Holden didn’t need the funds from TIAA in 2020. Nevertheless, at our direction, Holden elected to take his RMD from TIAA, so a specified portion of his TIAA Traditional holding was sold and the proceeds were disbursed. Per our plan, this reduced Holden’s fixed income allocation. The proceeds were then directly rolled into Holden’s Schwab IRA account, and our investment team used the funds to increase Holden’s equity exposure to get the portfolio back to a 60/40 allocation.
Why It Matters
Our care for Holden went well beyond portfolio management to utilize the CARES Act. As a holistic planning team, we used our expertise and experience to improve Holden’s tax situation as well. The CARES Act suspension of 2020 RMDs created the opportunity to do a Roth IRA conversion in 2020. Since RMDs are suspended in 2020, clients who are normally subjected to RMD requirements have the rare opportunity to do a Roth IRA conversion with the money from their IRA that would normally go toward an RMD. Without increasing Holden’s taxes from 2019, we converted funds from Holden’s IRA to his Roth IRA. This created additional value since the amount converted grows tax-free and can be passed to Holden’s beneficiaries tax-free.
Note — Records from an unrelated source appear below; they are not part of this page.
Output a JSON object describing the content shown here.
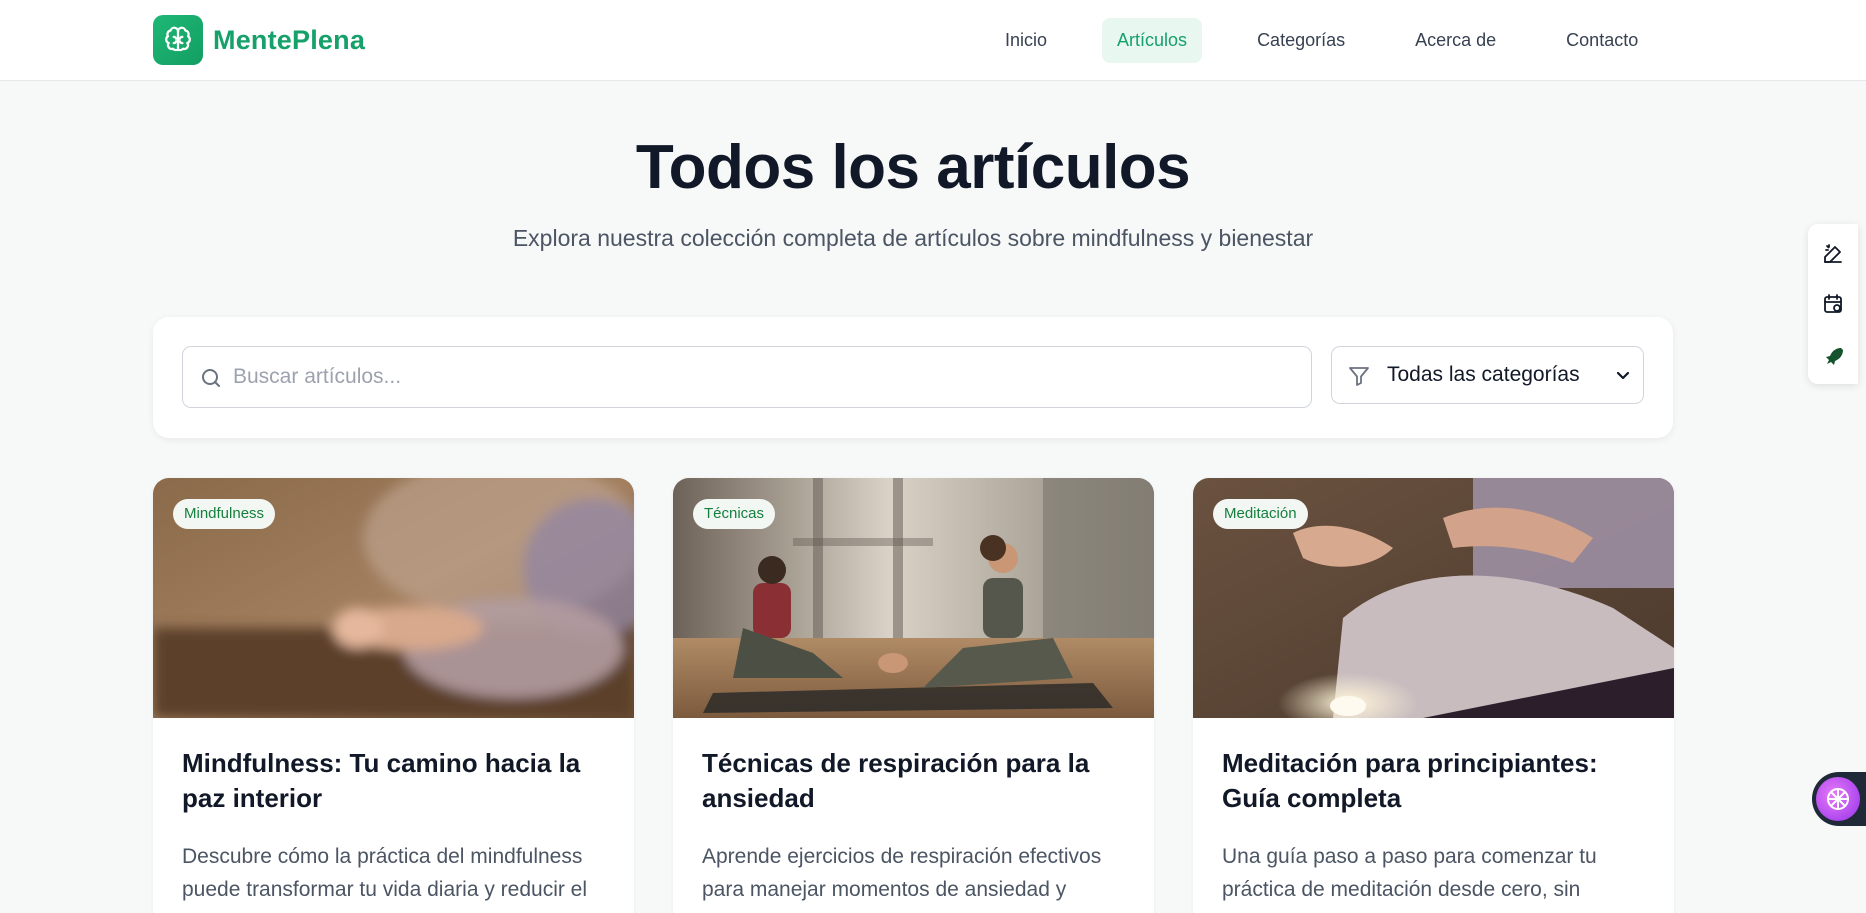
{
  "brand": {
    "name": "MentePlena"
  },
  "nav": {
    "items": [
      {
        "label": "Inicio",
        "active": false
      },
      {
        "label": "Artículos",
        "active": true
      },
      {
        "label": "Categorías",
        "active": false
      },
      {
        "label": "Acerca de",
        "active": false
      },
      {
        "label": "Contacto",
        "active": false
      }
    ]
  },
  "hero": {
    "title": "Todos los artículos",
    "subtitle": "Explora nuestra colección completa de artículos sobre mindfulness y bienestar"
  },
  "filters": {
    "search_placeholder": "Buscar artículos...",
    "search_value": "",
    "category_selected": "Todas las categorías"
  },
  "articles": [
    {
      "tag": "Mindfulness",
      "title": "Mindfulness: Tu camino hacia la paz interior",
      "description": "Descubre cómo la práctica del mindfulness puede transformar tu vida diaria y reducir el estrés."
    },
    {
      "tag": "Técnicas",
      "title": "Técnicas de respiración para la ansiedad",
      "description": "Aprende ejercicios de respiración efectivos para manejar momentos de ansiedad y estrés."
    },
    {
      "tag": "Meditación",
      "title": "Meditación para principiantes: Guía completa",
      "description": "Una guía paso a paso para comenzar tu práctica de meditación desde cero, sin experiencia previa."
    }
  ],
  "side_tools": [
    "edit-pen-icon",
    "calendar-icon",
    "rocket-icon"
  ],
  "colors": {
    "brand": "#16a06a",
    "active_nav_bg": "#e8f7ef",
    "tag_text": "#15803d"
  }
}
The CARES Act allows individuals over age 72 to take advantage of this proactive tax-planning strategy.
This type of planning doesn’t happen by accident. We are vigilant and opportunistic. It takes the coordination of the investment, tax, and planning teams to develop the optimal solution, and we are happy to provide that to Holden and every other client we serve.
NOTE: Data represents past performance. Past performance is no guarantee of future results. The information provided in this article is intended for clients of Carlson Capital Management. We recommend that individuals consult with a professional advisor familiar with their particular situation for advice concerning specific investment, accounting, tax, and legal matters before taking any action.